The bill has been a long-sought goal of a consortium of independent repair shops, environmentalists, the Minnesota Farmers Union and others.
For the first time, a bill that would expand the network of independent businesses that could work on everything from consumer electronics to tractors is heading for a vote in April on at least one floor of the Legislature.
“Our basic strategy is to show our progress in the House and put pressure on the Senate,” said Rep. Peter Fischer, D-Maplewood, a sponsor who also is still negotiating concerns of some electronics manufacturers.
The digital “Fair Repair” bill has been a goal of a consortium of independent repair shops, environmentalists, the Minnesota Farmers Union and others. They contend the manufacturers of everything from iPhones to computer servers and entertainment devices have violated rights of owners by increasingly restricting device repairs through licensing and restrictions on repair instructions and diagnostic tools, essentially, forming monopolistic cartels that also encourage product replacement.
In addition, advocates contend that too much electronic stuff is sent to recyclers or landfills, items that could be refurbished and available for use or resale in a growing market for secondhand equipment.
“The only people who don’t like this bill are large original-equipment manufacturers, who have become monopolistic and [are] abusing their market power,” said CEO Jennifer Larson of 20-year-old Vibrant Technology of Eden Prairie, which refurbishes and sells servers, networking and data storage hardware.
Larson, who runs a 75,000-square-foot operation, has been concerned for years that her technicians are still limited in their work.
“If you own it, you should be able to fix it,” she said. “The free market is being squashed. It’s easy for large trade groups that represent these massive companies to confuse legislators. It’s crony capitalism. They are running roughshod over property rights. And it’s controlled obsolescence. And we’re filling more and more landfills with this stuff.
“I’m making a conservative argument. I’m a Republican businesswoman. And the finance chair of the [state Republican] party.”
Larson has persuaded her Republican legislators, from the Lake Minnetonka area, Sen. David Osmek and Rep. Jerry Hertaus, to sign on as cosponsors of the respective bills. However, Sen. Gary Dahms, a Republican from Redwood Falls, said his commerce committee will not hear the bill this week, blocking its movement to the Senate floor.
“I don’t think this bill is ready for prime time,” Dahms said. “It needs a lot of work.
“This bill pits one business against another. The manufacturers are putting their warranties on the line vs. somebody who just wants to do the repairs. I don’t think we’re ready in Minnesota to fix everything from smoke detectors to commercial aircraft.”
A 16-member group of electronics manufacturers has lobbied against the repair legislation. They represent a broad range of businesses from makers of consumer electronics and home appliances to computer technology, security systems and toys.
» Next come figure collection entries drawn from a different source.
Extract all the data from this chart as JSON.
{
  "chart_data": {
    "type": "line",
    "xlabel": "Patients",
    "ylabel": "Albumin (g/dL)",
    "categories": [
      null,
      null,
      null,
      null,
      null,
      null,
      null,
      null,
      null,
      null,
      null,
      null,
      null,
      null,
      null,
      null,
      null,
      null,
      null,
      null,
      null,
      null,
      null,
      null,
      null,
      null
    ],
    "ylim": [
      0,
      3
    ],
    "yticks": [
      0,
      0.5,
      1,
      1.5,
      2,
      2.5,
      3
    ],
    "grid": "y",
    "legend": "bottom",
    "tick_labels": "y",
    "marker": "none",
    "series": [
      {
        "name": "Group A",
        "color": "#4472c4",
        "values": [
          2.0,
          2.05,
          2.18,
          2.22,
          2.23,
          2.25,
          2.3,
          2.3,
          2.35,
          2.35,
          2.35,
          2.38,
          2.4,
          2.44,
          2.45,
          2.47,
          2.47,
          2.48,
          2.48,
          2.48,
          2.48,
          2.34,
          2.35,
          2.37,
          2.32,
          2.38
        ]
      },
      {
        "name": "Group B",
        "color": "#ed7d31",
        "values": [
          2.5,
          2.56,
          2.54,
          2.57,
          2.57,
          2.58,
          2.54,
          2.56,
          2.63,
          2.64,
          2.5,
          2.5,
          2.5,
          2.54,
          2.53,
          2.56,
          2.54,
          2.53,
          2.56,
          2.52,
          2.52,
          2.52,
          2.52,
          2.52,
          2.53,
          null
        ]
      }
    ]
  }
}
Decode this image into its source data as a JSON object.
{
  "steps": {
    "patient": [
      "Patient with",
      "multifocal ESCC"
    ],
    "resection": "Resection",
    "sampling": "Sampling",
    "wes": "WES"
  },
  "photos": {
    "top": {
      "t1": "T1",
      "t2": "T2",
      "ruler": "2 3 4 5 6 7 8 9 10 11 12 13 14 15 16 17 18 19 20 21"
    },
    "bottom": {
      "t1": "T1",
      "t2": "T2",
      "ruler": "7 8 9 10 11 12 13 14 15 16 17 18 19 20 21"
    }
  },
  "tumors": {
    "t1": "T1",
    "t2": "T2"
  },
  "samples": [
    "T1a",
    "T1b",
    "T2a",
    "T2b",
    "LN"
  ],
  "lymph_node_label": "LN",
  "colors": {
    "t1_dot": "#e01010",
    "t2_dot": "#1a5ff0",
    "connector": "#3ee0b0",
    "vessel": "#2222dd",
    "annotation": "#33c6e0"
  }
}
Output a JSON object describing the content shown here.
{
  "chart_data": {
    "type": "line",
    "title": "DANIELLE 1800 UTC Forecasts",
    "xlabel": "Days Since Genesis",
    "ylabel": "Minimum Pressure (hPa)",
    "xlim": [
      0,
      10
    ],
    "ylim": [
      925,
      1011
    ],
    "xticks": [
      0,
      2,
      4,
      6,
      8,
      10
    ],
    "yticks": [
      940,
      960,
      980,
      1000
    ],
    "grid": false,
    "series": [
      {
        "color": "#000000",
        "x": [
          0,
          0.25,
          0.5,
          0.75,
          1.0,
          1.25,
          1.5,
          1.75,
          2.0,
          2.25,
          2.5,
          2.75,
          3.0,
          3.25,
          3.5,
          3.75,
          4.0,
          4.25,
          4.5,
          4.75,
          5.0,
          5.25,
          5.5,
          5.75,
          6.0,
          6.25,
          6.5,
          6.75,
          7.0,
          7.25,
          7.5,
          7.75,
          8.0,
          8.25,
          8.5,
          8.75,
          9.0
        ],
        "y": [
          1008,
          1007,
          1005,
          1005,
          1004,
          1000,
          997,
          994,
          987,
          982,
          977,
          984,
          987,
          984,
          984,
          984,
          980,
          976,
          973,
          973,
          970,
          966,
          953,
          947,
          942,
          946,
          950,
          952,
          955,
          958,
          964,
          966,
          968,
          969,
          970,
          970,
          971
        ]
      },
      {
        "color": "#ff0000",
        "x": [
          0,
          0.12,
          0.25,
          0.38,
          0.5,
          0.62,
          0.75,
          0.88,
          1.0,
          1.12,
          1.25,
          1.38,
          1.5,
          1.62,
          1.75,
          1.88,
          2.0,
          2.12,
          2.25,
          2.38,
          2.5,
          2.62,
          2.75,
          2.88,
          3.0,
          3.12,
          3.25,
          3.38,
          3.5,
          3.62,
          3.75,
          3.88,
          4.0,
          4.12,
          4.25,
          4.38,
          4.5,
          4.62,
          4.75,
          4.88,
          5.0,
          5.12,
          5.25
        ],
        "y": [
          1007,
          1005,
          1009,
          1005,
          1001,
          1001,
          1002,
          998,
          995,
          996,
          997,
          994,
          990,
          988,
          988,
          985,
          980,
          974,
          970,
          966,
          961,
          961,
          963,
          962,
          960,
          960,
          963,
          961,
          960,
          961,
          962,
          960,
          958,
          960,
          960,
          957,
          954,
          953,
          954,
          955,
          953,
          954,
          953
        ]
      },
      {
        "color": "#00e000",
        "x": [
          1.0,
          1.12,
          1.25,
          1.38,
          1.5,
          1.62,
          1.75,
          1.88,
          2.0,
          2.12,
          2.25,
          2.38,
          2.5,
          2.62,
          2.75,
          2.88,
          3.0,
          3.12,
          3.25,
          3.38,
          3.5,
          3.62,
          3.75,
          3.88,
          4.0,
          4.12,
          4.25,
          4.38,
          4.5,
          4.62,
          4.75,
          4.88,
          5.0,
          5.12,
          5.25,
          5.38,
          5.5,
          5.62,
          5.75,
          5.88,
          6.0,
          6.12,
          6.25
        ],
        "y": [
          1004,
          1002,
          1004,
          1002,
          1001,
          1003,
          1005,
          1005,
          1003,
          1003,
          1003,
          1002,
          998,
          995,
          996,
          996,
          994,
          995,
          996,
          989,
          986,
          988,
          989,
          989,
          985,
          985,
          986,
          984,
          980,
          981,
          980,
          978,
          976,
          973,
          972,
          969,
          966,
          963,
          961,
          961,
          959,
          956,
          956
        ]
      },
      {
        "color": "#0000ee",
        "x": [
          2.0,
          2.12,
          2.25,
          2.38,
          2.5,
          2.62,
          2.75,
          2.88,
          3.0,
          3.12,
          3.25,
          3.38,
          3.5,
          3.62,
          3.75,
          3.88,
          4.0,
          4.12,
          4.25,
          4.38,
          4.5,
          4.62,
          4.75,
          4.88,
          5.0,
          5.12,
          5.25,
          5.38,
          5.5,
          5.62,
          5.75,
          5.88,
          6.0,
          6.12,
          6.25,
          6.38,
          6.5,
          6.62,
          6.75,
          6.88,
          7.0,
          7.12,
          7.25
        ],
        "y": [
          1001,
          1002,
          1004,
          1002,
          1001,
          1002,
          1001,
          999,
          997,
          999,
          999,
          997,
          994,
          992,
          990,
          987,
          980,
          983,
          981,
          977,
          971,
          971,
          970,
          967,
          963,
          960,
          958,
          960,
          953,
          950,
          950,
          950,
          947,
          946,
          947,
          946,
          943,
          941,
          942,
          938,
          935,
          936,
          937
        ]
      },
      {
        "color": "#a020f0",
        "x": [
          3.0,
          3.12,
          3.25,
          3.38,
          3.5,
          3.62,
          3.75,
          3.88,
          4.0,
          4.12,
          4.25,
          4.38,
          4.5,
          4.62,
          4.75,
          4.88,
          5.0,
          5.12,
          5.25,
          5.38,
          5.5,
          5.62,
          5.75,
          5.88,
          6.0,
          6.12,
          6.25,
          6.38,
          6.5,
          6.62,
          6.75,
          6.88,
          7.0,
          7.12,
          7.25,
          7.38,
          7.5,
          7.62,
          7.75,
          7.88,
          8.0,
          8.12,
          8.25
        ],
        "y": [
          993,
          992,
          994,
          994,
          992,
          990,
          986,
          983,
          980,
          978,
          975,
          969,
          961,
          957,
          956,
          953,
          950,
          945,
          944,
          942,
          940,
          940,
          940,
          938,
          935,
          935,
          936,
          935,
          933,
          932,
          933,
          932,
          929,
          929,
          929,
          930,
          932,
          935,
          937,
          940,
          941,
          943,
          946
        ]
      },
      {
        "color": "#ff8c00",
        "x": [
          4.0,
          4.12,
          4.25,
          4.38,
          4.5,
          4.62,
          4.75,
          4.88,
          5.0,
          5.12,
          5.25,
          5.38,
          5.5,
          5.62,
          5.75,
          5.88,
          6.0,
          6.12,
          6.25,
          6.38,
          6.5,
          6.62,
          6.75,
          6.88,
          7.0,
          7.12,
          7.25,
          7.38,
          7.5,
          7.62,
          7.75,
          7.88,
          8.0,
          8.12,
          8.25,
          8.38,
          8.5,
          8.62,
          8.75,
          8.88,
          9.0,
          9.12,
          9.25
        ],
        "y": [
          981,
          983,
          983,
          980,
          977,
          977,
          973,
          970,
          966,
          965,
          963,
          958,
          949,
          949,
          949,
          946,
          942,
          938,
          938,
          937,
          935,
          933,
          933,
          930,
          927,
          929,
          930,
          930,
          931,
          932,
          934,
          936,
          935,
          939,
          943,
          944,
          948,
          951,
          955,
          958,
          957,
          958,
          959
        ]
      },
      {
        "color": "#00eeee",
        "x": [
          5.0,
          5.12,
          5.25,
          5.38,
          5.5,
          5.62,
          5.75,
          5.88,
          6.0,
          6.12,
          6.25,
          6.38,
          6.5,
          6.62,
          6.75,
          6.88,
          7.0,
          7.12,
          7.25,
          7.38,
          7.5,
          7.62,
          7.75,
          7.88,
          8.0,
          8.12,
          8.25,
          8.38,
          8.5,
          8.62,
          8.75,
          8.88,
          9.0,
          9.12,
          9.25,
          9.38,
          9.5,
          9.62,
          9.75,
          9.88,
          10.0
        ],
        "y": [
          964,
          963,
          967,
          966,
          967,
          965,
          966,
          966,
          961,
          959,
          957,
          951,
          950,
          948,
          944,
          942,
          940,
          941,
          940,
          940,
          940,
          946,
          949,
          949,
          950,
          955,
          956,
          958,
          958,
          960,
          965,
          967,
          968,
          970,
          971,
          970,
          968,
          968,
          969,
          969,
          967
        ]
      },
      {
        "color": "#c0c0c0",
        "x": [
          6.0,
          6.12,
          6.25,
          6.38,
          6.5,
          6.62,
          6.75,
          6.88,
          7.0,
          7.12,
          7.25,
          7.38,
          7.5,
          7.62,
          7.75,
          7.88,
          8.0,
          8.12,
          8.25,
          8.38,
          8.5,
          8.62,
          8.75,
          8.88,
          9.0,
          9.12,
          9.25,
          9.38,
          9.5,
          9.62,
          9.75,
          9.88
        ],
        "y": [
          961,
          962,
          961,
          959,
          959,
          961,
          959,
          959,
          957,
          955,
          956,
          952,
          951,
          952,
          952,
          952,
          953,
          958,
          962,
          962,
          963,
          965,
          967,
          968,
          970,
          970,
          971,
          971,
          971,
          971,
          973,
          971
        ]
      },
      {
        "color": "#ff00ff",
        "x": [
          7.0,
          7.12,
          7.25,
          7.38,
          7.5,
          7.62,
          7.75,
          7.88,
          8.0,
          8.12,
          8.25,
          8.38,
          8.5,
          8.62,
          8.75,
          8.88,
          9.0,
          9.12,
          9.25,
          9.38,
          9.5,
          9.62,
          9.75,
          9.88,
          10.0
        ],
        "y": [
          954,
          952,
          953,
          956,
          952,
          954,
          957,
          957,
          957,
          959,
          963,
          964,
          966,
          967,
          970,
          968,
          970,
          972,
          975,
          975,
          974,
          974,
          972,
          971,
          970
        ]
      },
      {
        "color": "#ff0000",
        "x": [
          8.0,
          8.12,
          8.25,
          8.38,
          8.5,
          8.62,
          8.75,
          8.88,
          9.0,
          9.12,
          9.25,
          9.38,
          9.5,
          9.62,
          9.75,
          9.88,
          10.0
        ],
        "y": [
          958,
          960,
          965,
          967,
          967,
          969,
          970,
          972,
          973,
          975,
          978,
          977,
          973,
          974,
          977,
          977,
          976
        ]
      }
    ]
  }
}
Farm-equipment dealers in several Midwest states oppose the bill over safety and quality issues.
“House File 1138 mandates that [manufacturers] provision any independent repair provider in much the same way as authorized network providers, but without any protections, requirements, or restrictions and in doing so, places consumers and their data at risk, undermines [existing manufacturer-authorized] networks and stifles innovations by putting hard-earned intellectual property in the hands of hundreds if not thousands of new entities,” the electronics manufacturers wrote to the House Judiciary, Finance and Civil Law Committee earlier this month. “The bill fails to account for the wide range of repair and refurbishment options available to Minnesota consumers, from both authorized and independent repair sources as well as advancements in sustainability by electronic-product manufacturers.”
The bill passed the committee, the last stop on the way to the House floor.
Fischer said last week he’s still working with some manufacturers on broadening the network of qualified business and nonprofit repair shops in order to increase options for Minnesota small businesses and consumers. The advocates said this will increase jobs and competition, stimulate the used-product market and cut waste.
The manufacturers have a functional monopoly on parts and repair information … in many industries,” said Tim Schaefer, chief executive of Environment Minnesota. “The … market should work this out if you give everybody the information on repairs.
“The system we’re proposing was the default before software. The manufacturers have used that to try and take over repair. If you have more people doing repairs, people have better options and don’t get overcharged compared to just a few authorized dealers.”